1. An anti-collision vehicle, comprising:

a vehicle body (10); and

a damper device (20) located at a rear portion of the vehicle body (10), the damper device (20) comprising:

a base (100);

a first buffer module, comprising:

a buffer plate (105) parallel to the base (100), wherein a plurality of sliding blocks (107) are connected on the buffer plate (105) in a sliding manner;

the connecting rod assembly comprises two buffer rods (103), the two buffer rods (103) are symmetrically arranged, one end of each buffer rod (103) is hinged with the base (100), and the other end of each buffer rod (103) is hinged with the sliding block (107); and

a buffer spring (104) with one end fixedly connected with the buffer rod (103) and the other end fixedly connected with the base (100);

the second buffer module comprises a buffer baffle (200), and the buffer baffle (200) is fixedly connected to the buffer plate (105); the second buffer module adopts a multi-section aluminum alloy film honeycomb structure; and

at least one third buffer module fixedly connected to the second buffer module;

the third buffer module includes:

a connection plate (320) provided with two groups; and

the buffer frame assemblies (300) are positioned between the two connecting plates (320), the buffer frame assemblies (300) comprise a plurality of connecting rods (310), and the connecting rods (310) are fixedly connected;

in a single buffer rack assembly (300), the connecting rods (310) comprise a first connecting rod (311), a second connecting rod (312), a third connecting rod (313), a fourth connecting rod (314) and a fifth connecting rod (315);

the first connecting rod (311) and the second connecting rod (312) are fixedly connected to one end of the third connecting rod (313), and the fourth connecting rod (314) and the fifth connecting rod (315) are fixedly connected to the other end of the third connecting rod (313);

the adjacent included angles among the first connecting rod (311), the second connecting rod (312) and the third connecting rod (313) are 120 degrees, and the adjacent included angles among the third connecting rod (313), the fourth connecting rod (314) and the fifth connecting rod (315) are 120 degrees;

the base (100) is connected with the adjusting block (101) in a sliding manner, adjusting springs (102) are arranged at two ends of the adjusting block (101), one end of each adjusting spring (102) is fixedly connected with the adjusting block (101), and the other end of each adjusting spring (102) is fixedly connected with the base (100);

and the other end of the buffer rod (103) is hinged on the regulating block (101);

the device also comprises a lifting assembly (50) which is fixedly connected to the vehicle body (10), wherein the lifting assembly (50) is in transmission connection with the buffer device (20) so as to drive the buffer device (20) to adjust the height.

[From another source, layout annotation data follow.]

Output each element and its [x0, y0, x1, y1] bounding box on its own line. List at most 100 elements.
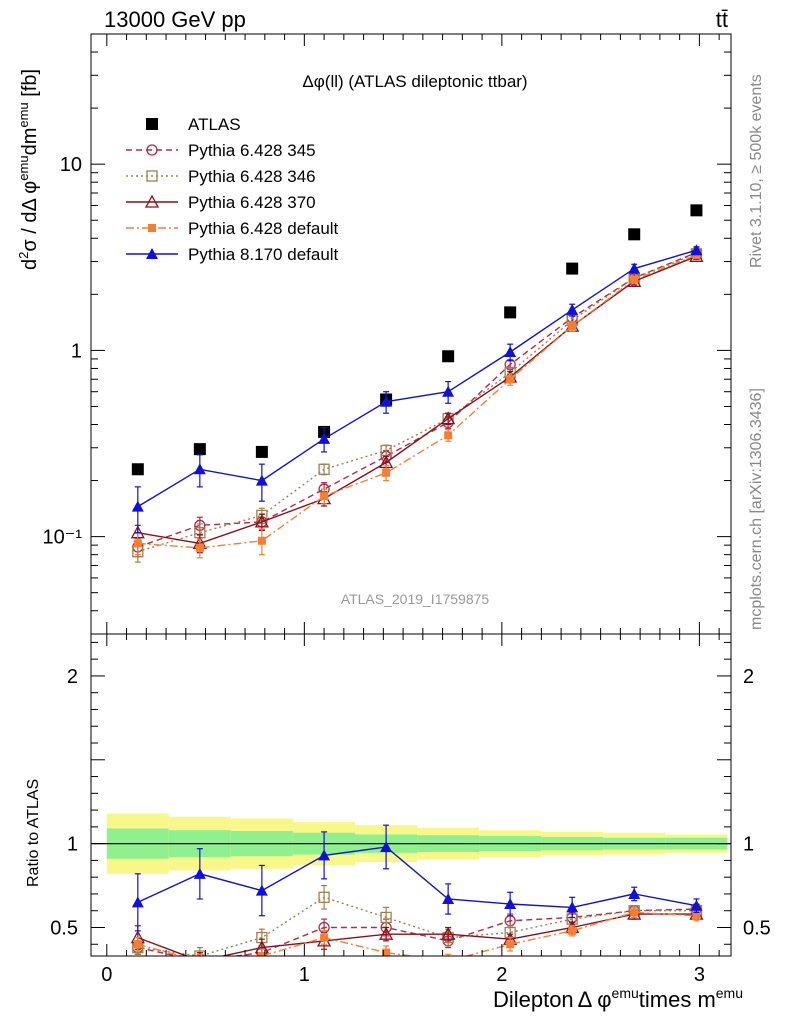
main-point-atlas [193, 443, 206, 456]
main-point-pythia-6-428-default [133, 539, 142, 548]
main-point-atlas [255, 445, 268, 458]
ratio-point-pythia-6-428-346 [318, 891, 330, 903]
ratio-line-pythia-6-428-370 [137, 913, 697, 956]
ratio-point-pythia-8-170-default [504, 898, 517, 910]
legend-swatch-marker [146, 144, 158, 156]
ratio-point-pythia-8-170-default [442, 892, 455, 904]
main-series-pythia-6-428-default [133, 251, 701, 559]
legend-label: Pythia 6.428 default [188, 219, 339, 238]
ratio-y-tick-label-right: 1 [743, 834, 754, 856]
main-line-pythia-6-428-370 [137, 255, 697, 545]
rivet-version-label: Rivet 3.1.10, ≥ 500k events [748, 74, 765, 268]
ratio-point-pythia-6-428-370 [198, 953, 202, 956]
main-y-axis-label: d2σ / dΔ φemudmemu [fb] [16, 69, 41, 270]
ratio-point-pythia-8-170-default [193, 867, 206, 879]
ratio-point-pythia-6-428-346 [380, 911, 392, 924]
energy-label: 13000 GeV pp [104, 7, 246, 32]
y-tick-label: 10⁻¹ [43, 527, 83, 549]
ratio-point-pythia-6-428-default [506, 940, 515, 949]
ratio-frame [90, 633, 732, 957]
main-point-atlas [131, 463, 144, 476]
main-line-pythia-6-428-345 [137, 251, 697, 548]
main-point-pythia-6-428-default [257, 536, 266, 545]
main-point-pythia-8-170-default [504, 346, 517, 358]
ratio-y-tick-label-left: 0.5 [50, 917, 78, 939]
main-line-pythia-6-428-346 [137, 253, 697, 553]
legend-item-pythia-8-170-default: Pythia 8.170 default [126, 245, 339, 264]
main-point-pythia-8-170-default [318, 432, 331, 444]
legend-label: Pythia 8.170 default [188, 245, 339, 264]
main-point-pythia-8-170-default [628, 262, 641, 274]
ratio-y-tick-label-left: 2 [67, 666, 78, 688]
legend-swatch-marker [148, 224, 156, 232]
ratio-line-pythia-6-428-default [137, 911, 697, 956]
ratio-series-pythia-8-170-default [131, 824, 703, 932]
main-point-pythia-8-170-default [193, 463, 206, 475]
ratio-point-pythia-6-428-default [692, 911, 701, 920]
ratio-line-pythia-6-428-345 [137, 908, 697, 956]
main-point-atlas [504, 306, 517, 319]
x-tick-label: 3 [694, 964, 705, 986]
ratio-point-pythia-6-428-346 [194, 950, 206, 956]
legend-label: Pythia 6.428 370 [188, 193, 316, 212]
legend-item-atlas: ATLAS [146, 115, 241, 134]
x-axis-label: Dilepton Δ φemutimes memu [493, 985, 743, 1012]
main-point-pythia-6-428-default [382, 468, 391, 477]
ratio-point-pythia-6-428-345 [197, 955, 203, 956]
main-point-pythia-8-170-default [566, 303, 579, 315]
ratio-point-pythia-6-428-default [630, 908, 639, 917]
main-series-pythia-8-170-default [131, 244, 703, 534]
main-point-pythia-8-170-default [690, 244, 703, 256]
ratio-point-pythia-8-170-default [690, 899, 703, 911]
legend-item-pythia-6-428-370: Pythia 6.428 370 [126, 193, 316, 212]
main-point-atlas [690, 204, 703, 217]
legend-item-pythia-6-428-default: Pythia 6.428 default [126, 219, 339, 238]
legend: ATLAS Pythia 6.428 345 Pythia 6.428 346 Pyt… [126, 115, 339, 264]
main-series-pythia-6-428-370 [130, 248, 704, 554]
ratio-point-pythia-8-170-default [318, 849, 331, 861]
ratio-y-tick-label-left: 1 [67, 834, 78, 856]
analysis-watermark: ATLAS_2019_I1759875 [341, 591, 490, 607]
legend-swatch-marker [146, 118, 158, 130]
legend-swatch-marker [144, 194, 160, 208]
ratio-point-pythia-6-428-default [257, 952, 266, 956]
plot-title: Δφ(ll) (ATLAS dileptonic ttbar) [302, 72, 527, 91]
ratio-series-pythia-6-428-default [133, 906, 701, 956]
main-point-pythia-6-428-370 [441, 411, 456, 425]
mcplots-reference-label: mcplots.cern.ch [arXiv:1306.3436] [748, 388, 765, 630]
legend-swatch-marker [146, 248, 158, 259]
y-tick-label: 10 [60, 154, 82, 176]
legend-item-pythia-6-428-345: Pythia 6.428 345 [126, 141, 316, 160]
main-point-atlas [628, 228, 641, 241]
ratio-point-pythia-6-428-default [133, 940, 142, 949]
main-point-pythia-6-428-default [630, 275, 639, 284]
main-point-atlas [566, 262, 579, 275]
ratio-y-tick-label-right: 2 [743, 666, 754, 688]
ratio-y-axis-label: Ratio to ATLAS [25, 779, 42, 887]
ratio-point-pythia-8-170-default [255, 884, 268, 896]
legend-label: Pythia 6.428 346 [188, 167, 316, 186]
main-line-pythia-8-170-default [137, 249, 697, 508]
main-point-pythia-6-428-default [320, 492, 329, 501]
main-point-pythia-6-428-default [444, 431, 453, 440]
ratio-line-pythia-8-170-default [137, 846, 697, 909]
main-point-atlas [442, 350, 455, 363]
main-point-pythia-8-170-default [131, 500, 144, 512]
legend-label: ATLAS [188, 115, 241, 134]
main-point-pythia-6-428-default [568, 322, 577, 331]
main-point-pythia-8-170-default [255, 474, 268, 486]
x-tick-label: 0 [101, 964, 112, 986]
ratio-point-pythia-8-170-default [131, 896, 144, 908]
ratio-point-pythia-8-170-default [566, 901, 579, 913]
ratio-point-pythia-6-428-default [320, 933, 329, 942]
ratio-point-pythia-8-170-default [380, 840, 393, 852]
main-point-pythia-6-428-346 [318, 463, 330, 475]
main-point-pythia-8-170-default [442, 385, 455, 397]
legend-swatch-marker [146, 170, 158, 182]
main-series-pythia-6-428-346 [132, 248, 703, 563]
ratio-y-tick-label-right: 0.5 [743, 917, 771, 939]
legend-label: Pythia 6.428 345 [188, 141, 316, 160]
x-tick-label: 1 [299, 964, 310, 986]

2. The crashproof vehicle according to claim 1, characterized in that the lifting assembly (50) comprises a lifting cylinder (520), a cylinder body of the lifting cylinder (520) is fixedly connected with the vehicle body (10), and a cylinder rod of the lifting cylinder (520) is fixedly connected with the base (100).

3. The crash cart according to claim 1, further comprising a protective assembly fixedly attached to said base (100), said first, second and third buffer modules being located within said protective assembly.

4. The crash cart according to claim 3, wherein said protective assembly comprises:

a buffer panel (400) fixedly connected with the third buffer module; and

a protection side plate (410) with one end fixedly connected with the buffer panel (400) and the other end fixedly connected with the base (100), wherein the protection side plate (410) comprises a plurality of buffer side plates (411);

wherein adjacent buffer side plates (411) are hinged with each other.